Né à Nouméa en 1918 de parents d’origine vietnamienne, Jean Tranape s’était engagé dès 1940 dans le Bataillon du Pacifique, répondant à l’appel de la France Libre. Il s’illustra notamment à Bir Hakeim, en Libye, puis en Italie et lors du débarquement de Provence. Une trajectoire héroïque qui donne tout son sens au choix de cette date d’arrivée.
Quatrième bâtiment d’une série de six, le Jean Tranape est un patrouilleur de dernière génération, long de 80 mètres, déplaçant 1 300 tonnes à pleine charge.
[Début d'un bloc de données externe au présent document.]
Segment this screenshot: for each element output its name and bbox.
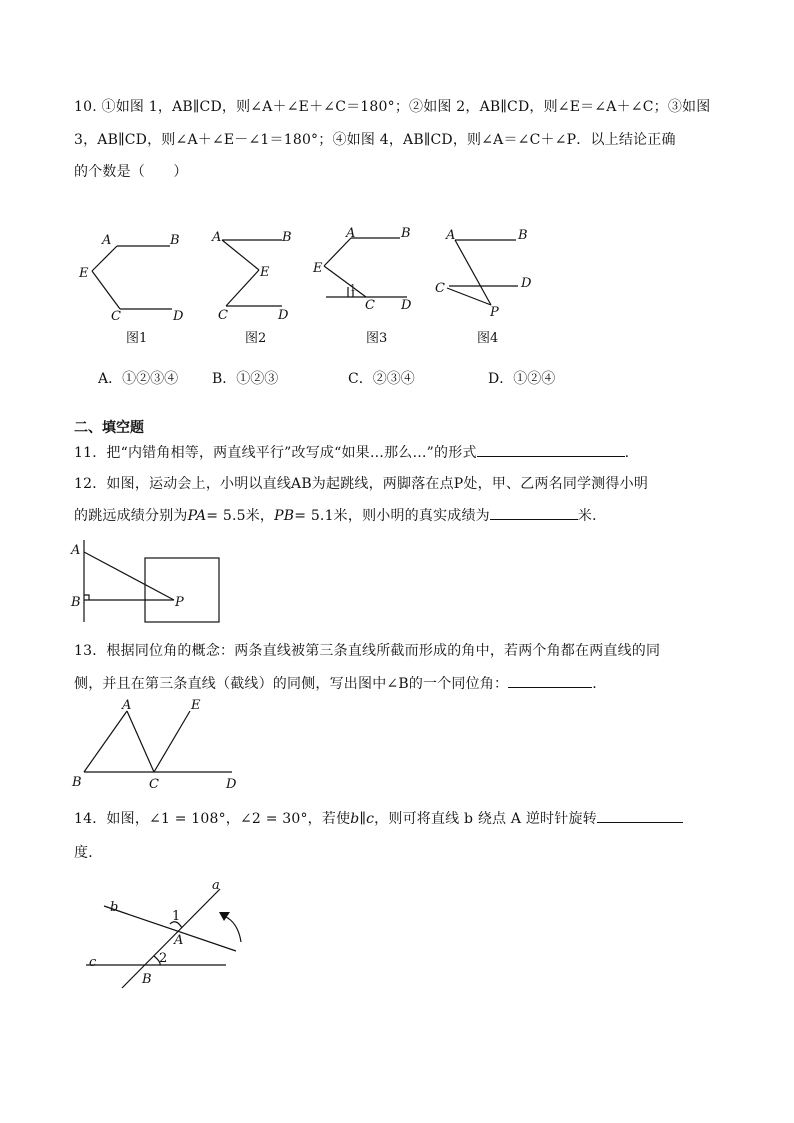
fig4-label-b: B: [518, 228, 528, 243]
q10-line1: 10. ①如图 1，AB∥CD，则∠A＋∠E＋∠C＝180°；②如图 2，AB∥CD，则∠E＝∠A＋∠C；③如图: [74, 99, 711, 115]
fig3-label-1: 1: [350, 284, 356, 294]
fig3-label-e: E: [313, 261, 323, 276]
fig4-label-c: C: [435, 281, 445, 296]
q14-label-c-line: c: [89, 955, 97, 970]
fig2-caption: 图2: [245, 331, 267, 346]
fig3-label-c: C: [365, 298, 375, 313]
fig2-label-b: B: [282, 230, 292, 245]
q13-label-b: B: [72, 775, 82, 790]
q12-unit: 米．: [577, 508, 607, 524]
q14-label-b-point: B: [142, 972, 152, 987]
q12-pb: PB: [274, 508, 295, 524]
q12-pa: PA: [187, 508, 207, 524]
q14-label-b-line: b: [110, 900, 119, 915]
q14-line2: 度．: [74, 845, 103, 861]
q13-line1: 13．根据同位角的概念：两条直线被第三条直线所截而形成的角中，若两个角都在两直线的同: [74, 643, 661, 659]
fig1-label-d: D: [173, 309, 184, 324]
q10-line2: 3，AB∥CD，则∠A＋∠E－∠1＝180°；④如图 4，AB∥CD，则∠A＝∠C＋∠P．以上结论正确: [74, 132, 676, 148]
q14-text-b: ，则可将直线 b 绕点 A 逆时针旋转: [374, 811, 597, 827]
q12-text-a: 的跳远成绩分别为: [74, 508, 188, 524]
fig1-label-c: C: [111, 309, 121, 324]
fig3-label-a: A: [346, 226, 356, 241]
fig3-label-b: B: [401, 226, 411, 241]
q14-text-a: 14．如图，∠1 = 108°，∠2 = 30°，若使: [74, 811, 351, 827]
fig4-caption: 图4: [477, 331, 499, 346]
q12-line1: 12．如图，运动会上，小明以直线AB为起跳线，两脚落在点P处，甲、乙两名同学测得小明: [74, 476, 649, 492]
q11-end: .: [624, 445, 630, 461]
q14-label-a-point: A: [174, 933, 184, 948]
q12-pa-value: = 5.5米，: [206, 508, 275, 524]
fig4-label-a: A: [446, 228, 456, 243]
fig3-caption: 图3: [366, 331, 388, 346]
option-b[interactable]: B．①②③: [212, 371, 279, 387]
fig2-label-e: E: [260, 265, 270, 280]
q11-text: 11．把“内错角相等，两直线平行”改写成“如果…那么…”的形式: [74, 445, 477, 461]
q14-label-1: 1: [172, 909, 181, 924]
option-c[interactable]: C．②③④: [348, 371, 415, 387]
q13-text: 侧，并且在第三条直线（截线）的同侧，写出图中∠B的一个同位角：: [74, 676, 509, 692]
q13-label-c: C: [149, 777, 159, 792]
q12-pb-value: = 5.1米，则小明的真实成绩为: [294, 508, 490, 524]
q13-label-a: A: [122, 698, 132, 713]
q13-label-d: D: [226, 777, 237, 792]
q13-label-e: E: [191, 698, 201, 713]
q14-label-2: 2: [159, 951, 168, 966]
section-title: 二、填空题: [74, 420, 144, 436]
q12-label-b: B: [71, 595, 81, 610]
fig4-label-d: D: [521, 276, 532, 291]
option-d[interactable]: D．①②④: [488, 371, 556, 387]
fig4-label-p: P: [490, 305, 499, 320]
fig2-label-a: A: [212, 230, 222, 245]
fig2-label-d: D: [278, 308, 289, 323]
q12-label-a: A: [71, 543, 81, 558]
option-a[interactable]: A．①②③④: [98, 371, 179, 387]
fig1-label-e: E: [79, 266, 89, 281]
fig1-caption: 图1: [126, 331, 148, 346]
fig3-label-d: D: [401, 298, 412, 313]
fig1-label-a: A: [102, 233, 112, 248]
q12-label-p: P: [175, 595, 184, 610]
q13-end: .: [592, 676, 597, 692]
q14-b-par-c: b∥c: [350, 811, 375, 827]
q14-label-a-line: a: [212, 878, 220, 893]
fig2-label-c: C: [218, 308, 228, 323]
fig1-label-b: B: [170, 233, 180, 248]
rotation-arrow-icon: [219, 912, 230, 921]
q10-line3: 的个数是（ ）: [74, 164, 188, 180]
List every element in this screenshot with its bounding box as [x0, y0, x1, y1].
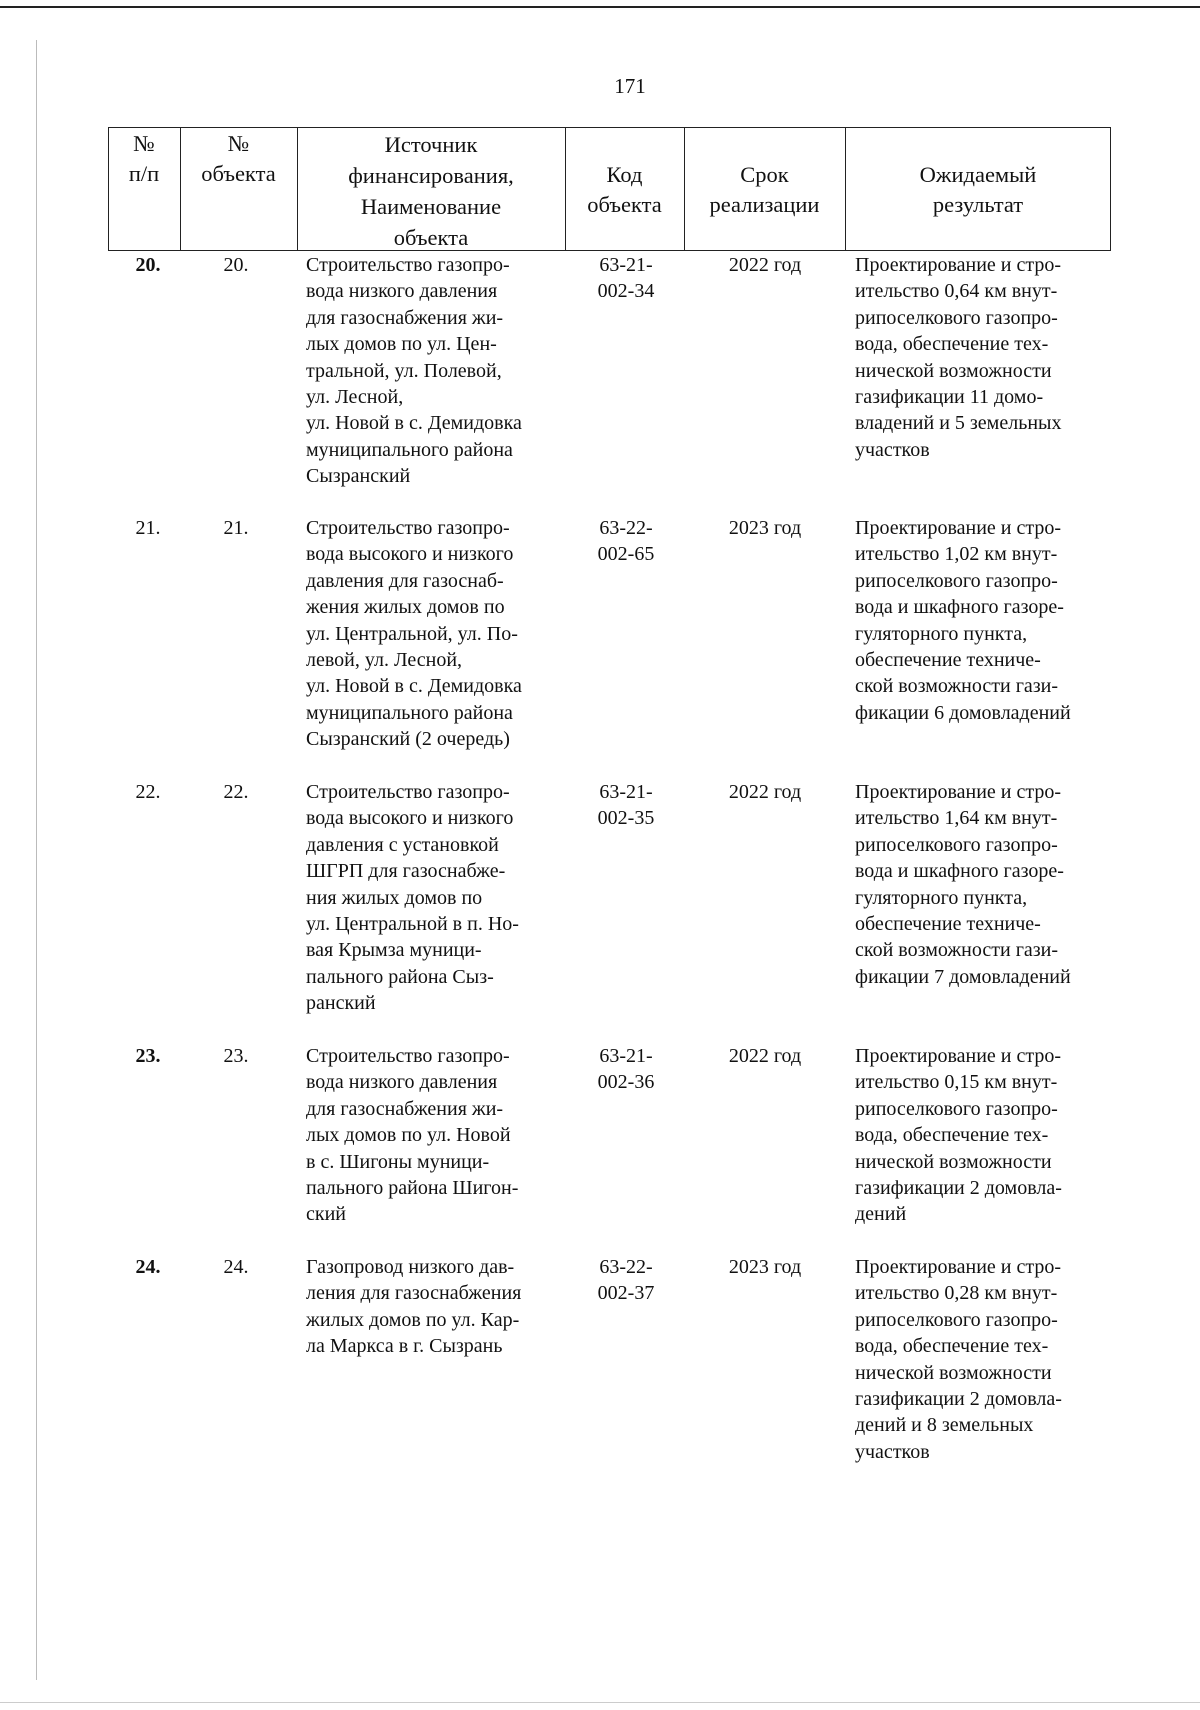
row-number: 23.: [135, 1045, 161, 1067]
row-result: Проектирование и стро- ительство 0,64 км внут- рипоселкового газопро- вода, обеспечение тех- нической возможности газификации 11 домо- владений и 5 земельных участков: [855, 254, 1062, 461]
row-number: 22.: [135, 781, 161, 803]
row-object-number: 22.: [223, 781, 249, 803]
row-number: 20.: [135, 254, 161, 276]
top-scan-rule: [0, 6, 1200, 8]
header-code: Код объекта: [587, 162, 662, 217]
row-result: Проектирование и стро- ительство 1,64 км внут- рипоселкового газопро- вода и шкафного газоре- гуляторного пункта, обеспечение техниче- ской возможности гази- фикации 7 домовладений: [855, 781, 1071, 988]
row-code: 63-22- 002-37: [597, 1256, 655, 1305]
header-result: Ожидаемый результат: [919, 162, 1037, 217]
row-result: Проектирование и стро- ительство 0,15 км внут- рипоселкового газопро- вода, обеспечение тех- нической возможности газификации 2 домовла- дений: [855, 1045, 1062, 1226]
row-term: 2022 год: [728, 1045, 802, 1067]
header-term: Срок реализации: [709, 162, 820, 217]
left-scan-rule: [36, 40, 37, 1680]
row-name: Строительство газопро- вода низкого давления для газоснабжения жи- лых домов по ул. Цен- тральной, ул. Полевой, ул. Лесной, ул. Новой в с. Демидовка муниципального района Сызранский: [306, 254, 522, 488]
row-term: 2022 год: [728, 781, 802, 803]
header-source: Источник финансирования, Наименование объекта: [348, 132, 514, 250]
row-number: 21.: [135, 517, 161, 539]
row-term: 2022 год: [728, 254, 802, 276]
header-num-pp: № п/п: [128, 131, 160, 186]
row-name: Строительство газопро- вода низкого давления для газоснабжения жи- лых домов по ул. Новой в с. Шигоны муници- пального района Шигон- ский: [306, 1045, 519, 1226]
row-number: 24.: [135, 1256, 161, 1278]
row-name: Газопровод низкого дав- ления для газоснабжения жилых домов по ул. Кар- ла Маркса в г. Сызрань: [306, 1256, 522, 1358]
row-code: 63-22- 002-65: [597, 517, 655, 566]
row-term: 2023 год: [728, 517, 802, 539]
row-object-number: 20.: [223, 254, 249, 276]
row-code: 63-21- 002-34: [597, 254, 655, 303]
row-term: 2023 год: [728, 1256, 802, 1278]
row-object-number: 24.: [223, 1256, 249, 1278]
row-code: 63-21- 002-35: [597, 781, 655, 830]
row-name: Строительство газопро- вода высокого и низкого давления для газоснаб- жения жилых домов по ул. Центральной, ул. По- левой, ул. Лесной, ул. Новой в с. Демидовка муниципального района Сызранский (2 очередь): [306, 517, 522, 751]
row-result: Проектирование и стро- ительство 1,02 км внут- рипоселкового газопро- вода и шкафного газоре- гуляторного пункта, обеспечение техниче- ской возможности гази- фикации 6 домовладений: [855, 517, 1071, 724]
row-object-number: 21.: [223, 517, 249, 539]
bottom-scan-rule: [0, 1702, 1200, 1703]
row-name: Строительство газопро- вода высокого и низкого давления с установкой ШГРП для газоснабже- ния жилых домов по ул. Центральной в п. Но- вая Крымза муници- пального района Сыз- ранский: [306, 781, 519, 1015]
header-num-object: № объекта: [201, 131, 276, 186]
row-result: Проектирование и стро- ительство 0,28 км внут- рипоселкового газопро- вода, обеспечение тех- нической возможности газификации 2 домовла- дений и 8 земельных участков: [855, 1256, 1062, 1463]
page-number: 171: [614, 74, 646, 98]
row-object-number: 23.: [223, 1045, 249, 1067]
row-code: 63-21- 002-36: [597, 1045, 655, 1094]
Construit par les chantiers Socarenam, il vient moderniser le dispositif de la Marine nationale dans le Pacifique en remplaçant les anciens P400. Il rejoindra l’Auguste Bénébig, premier navire de la série, déployé à Nouméa depuis juillet 2023.
Sa mission : surveiller la vaste zone économique exclusive calédonienne, lutter contre les trafics et la pêche illégale, et affirmer la souveraineté française dans un Pacifique aux tensions croissantes. Le public pourra assister à son arrivée en milieu de journée au Rocher à la voile.